L'Encyclopédie sur la mort


Tasso et Antonio

Johann Wolfgang Goethe

«La dernière scène reprend et orchestre les thèmes de la pièce, Le Tasse et Antonio, seuls, restent face à face. Antonio parle peu, mais sa calme présence et sa solidité lui permettent de prendre, par ses rares interventions, suffisamment d'ascendant sur le Tasse, pour que celui-ci accomplisse insensiblement l'évolution intérieure qu'Antonio espère. Le Tasse sent enfin qu'il est lui-même responsable de sa perte, et ce premier instant de lucidité est un timide rayon d'espoir. Torquato Tasso est une pièce "ouverte", en ce sens que la tragédie ne s'achève pas par le seul fait irrémédiable, la mort. Goethe reste ainsi fidèle au sens de son drame, dans lequel le destin n'est pas une fatalité étrangère à l'homme, mais une force qu'il doit avoir le courage de dominer. (Éveline Henkel, «Notice» dans Goethe, Théâtre complet, p. 1656)
TASSO[
[...]
Suis-je rayé de l'existence?
Non, tout est demeuré présent, et cependant
je ne suis plus rien, je ne suis plus à moi
n'étant plus à elle.

ANTONIO
Et s'il te semble que plus rien ne t'est resté,
mesure-toi aux autres, connais ce que tu es.

TASSO
Oui, tu me le rappelles au bon moment!
N'est-il plus de sublime exemple dans l'Histoire?
Ne s'offre-t-il à mes regards aucun héros
dont l'épreuve ait de beaucoup passé la mienne
pour que, me comparant à lui, je me ressaisisse?
Non, tout est mort. Il ne me reste qu'une chose,
les larmes, ce présent que nous fait la Nature,
quand son mal le terrasse. Et moi j'ai conservé
le don suprême, j'ai gardé dans ma douleur
la mélodie et la parole harmonieuse
pour mettre ma détresse entière dans ma plainte.
Et si l'homme dans ses tourments reste muet,
moi, les dieux m'ont donné de dire ma souffrance.

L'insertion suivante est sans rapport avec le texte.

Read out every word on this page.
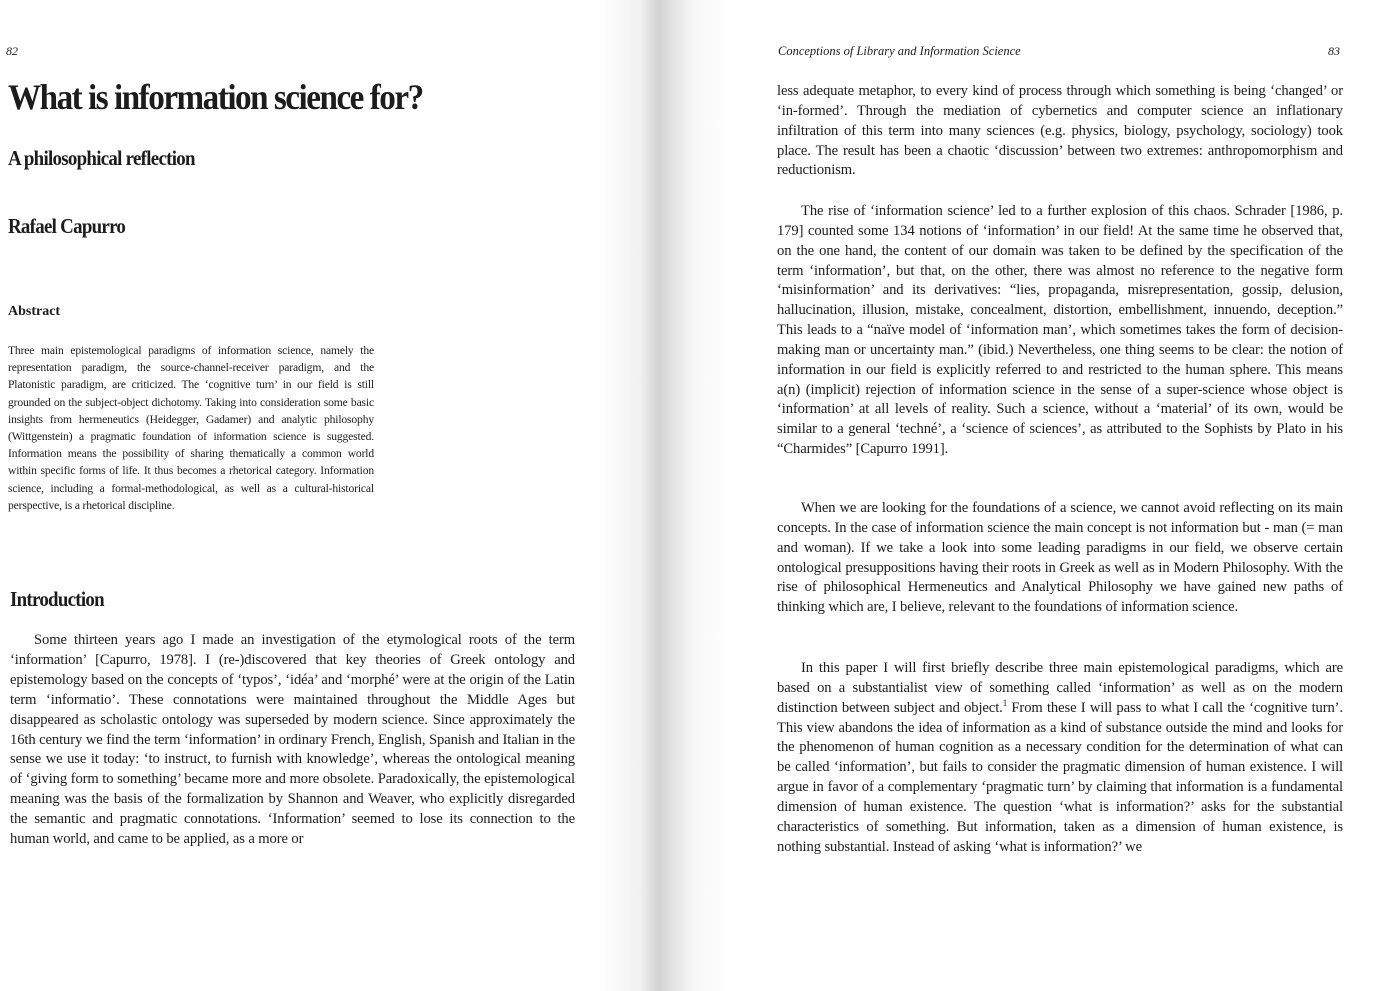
82
What is information science for?
A philosophical reflection
Rafael Capurro
Abstract

Three main epistemological paradigms of information science, namely the representation paradigm, the source-channel-receiver paradigm, and the Platonistic paradigm, are criticized. The ‘cognitive turn’ in our field is still grounded on the subject-object dichotomy. Taking into consideration some basic insights from hermeneutics (Heidegger, Gadamer) and analytic philosophy (Wittgenstein) a pragmatic foundation of information science is suggested. Information means the possibility of sharing thematically a common world within specific forms of life. It thus becomes a rhetorical category. Information science, including a formal-methodological, as well as a cultural-historical perspective, is a rhetorical discipline.

Introduction

Some thirteen years ago I made an investigation of the etymological roots of the term ‘information’ [Capurro, 1978]. I (re-)discovered that key theories of Greek ontology and epistemology based on the concepts of ‘typos’, ‘idéa’ and ‘morphé’ were at the origin of the Latin term ‘informatio’. These connotations were maintained throughout the Middle Ages but disappeared as scholastic ontology was superseded by modern science. Since approximately the 16th century we find the term ‘information’ in ordinary French, English, Spanish and Italian in the sense we use it today: ‘to instruct, to furnish with knowledge’, whereas the ontological meaning of ‘giving form to something’ became more and more obsolete. Paradoxically, the epistemological meaning was the basis of the formalization by Shannon and Weaver, who explicitly disregarded the semantic and pragmatic connotations. ‘Information’ seemed to lose its connection to the human world, and came to be applied, as a more or

Conceptions of Library and Information Science	83

less adequate metaphor, to every kind of process through which something is being ‘changed’ or ‘in-formed’. Through the mediation of cybernetics and computer science an inflationary infiltration of this term into many sciences (e.g. physics, biology, psychology, sociology) took place. The result has been a chaotic ‘discussion’ between two extremes: anthropomorphism and reductionism.

The rise of ‘information science’ led to a further explosion of this chaos. Schrader [1986, p. 179] counted some 134 notions of ‘information’ in our field! At the same time he observed that, on the one hand, the content of our domain was taken to be defined by the specification of the term ‘information’, but that, on the other, there was almost no reference to the negative form ‘misinformation’ and its derivatives: “lies, propaganda, misrepresentation, gossip, delusion, hallucination, illusion, mistake, concealment, distortion, embellishment, innuendo, deception.” This leads to a “naïve model of ‘information man’, which sometimes takes the form of decision-making man or uncertainty man.” (ibid.) Nevertheless, one thing seems to be clear: the notion of information in our field is explicitly referred to and restricted to the human sphere. This means a(n) (implicit) rejection of information science in the sense of a super-science whose object is ‘information’ at all levels of reality. Such a science, without a ‘material’ of its own, would be similar to a general ‘techné’, a ‘science of sciences’, as attributed to the Sophists by Plato in his “Charmides” [Capurro 1991].

When we are looking for the foundations of a science, we cannot avoid reflecting on its main concepts. In the case of information science the main concept is not information but - man (= man and woman). If we take a look into some leading paradigms in our field, we observe certain ontological presuppositions having their roots in Greek as well as in Modern Philosophy. With the rise of philosophical Hermeneutics and Analytical Philosophy we have gained new paths of thinking which are, I believe, relevant to the foundations of information science.

In this paper I will first briefly describe three main epistemological paradigms, which are based on a substantialist view of something called ‘information’ as well as on the modern distinction between subject and object.$^1$ From these I will pass to what I call the ‘cognitive turn’. This view abandons the idea of information as a kind of substance outside the mind and looks for the phenomenon of human cognition as a necessary condition for the determination of what can be called ‘information’, but fails to consider the pragmatic dimension of human existence. I will argue in favor of a complementary ‘pragmatic turn’ by claiming that information is a fundamental dimension of human existence. The question ‘what is information?’ asks for the substantial characteristics of something. But information, taken as a dimension of human existence, is nothing substantial. Instead of asking ‘what is information?’ we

Antonio va vers lui et lui prend la main.


Ô noble ami, tu demeures ferme et tranquille!
Et moi je suis le flot que chasse la tempête.
Mais ne t'éblouis point, ne sois point orgueilleux
de ta force. La Nature toute puissante
qui donne à ce rocher sa tranquille épaisseur
donne à la vague la mobile inquiétude.
Elle envoie sa tempête, et la vague en fuyant
roule, s'enfle et se cabre en son galop d'écume.
Flot qui naguère était si beau quand il mirait
un soleil dans son calme, ou qu'un souffle léger
y berçait tendrement les constellations!
Les rayons ne sont plus, le calme s'est enfui.
Au milieu des périls, je ne me reconnais plus
et n'ai plus honte de l'avouer.
Le gouvernail est en débris, et le navire
craque de toute part. Le sol s'entrouvre
sous mes pieds. Je te saisis, mes bras
t'étreignent, tel le marin dans son dernier instant
se cramponne à l'écueil où le guettait la mort.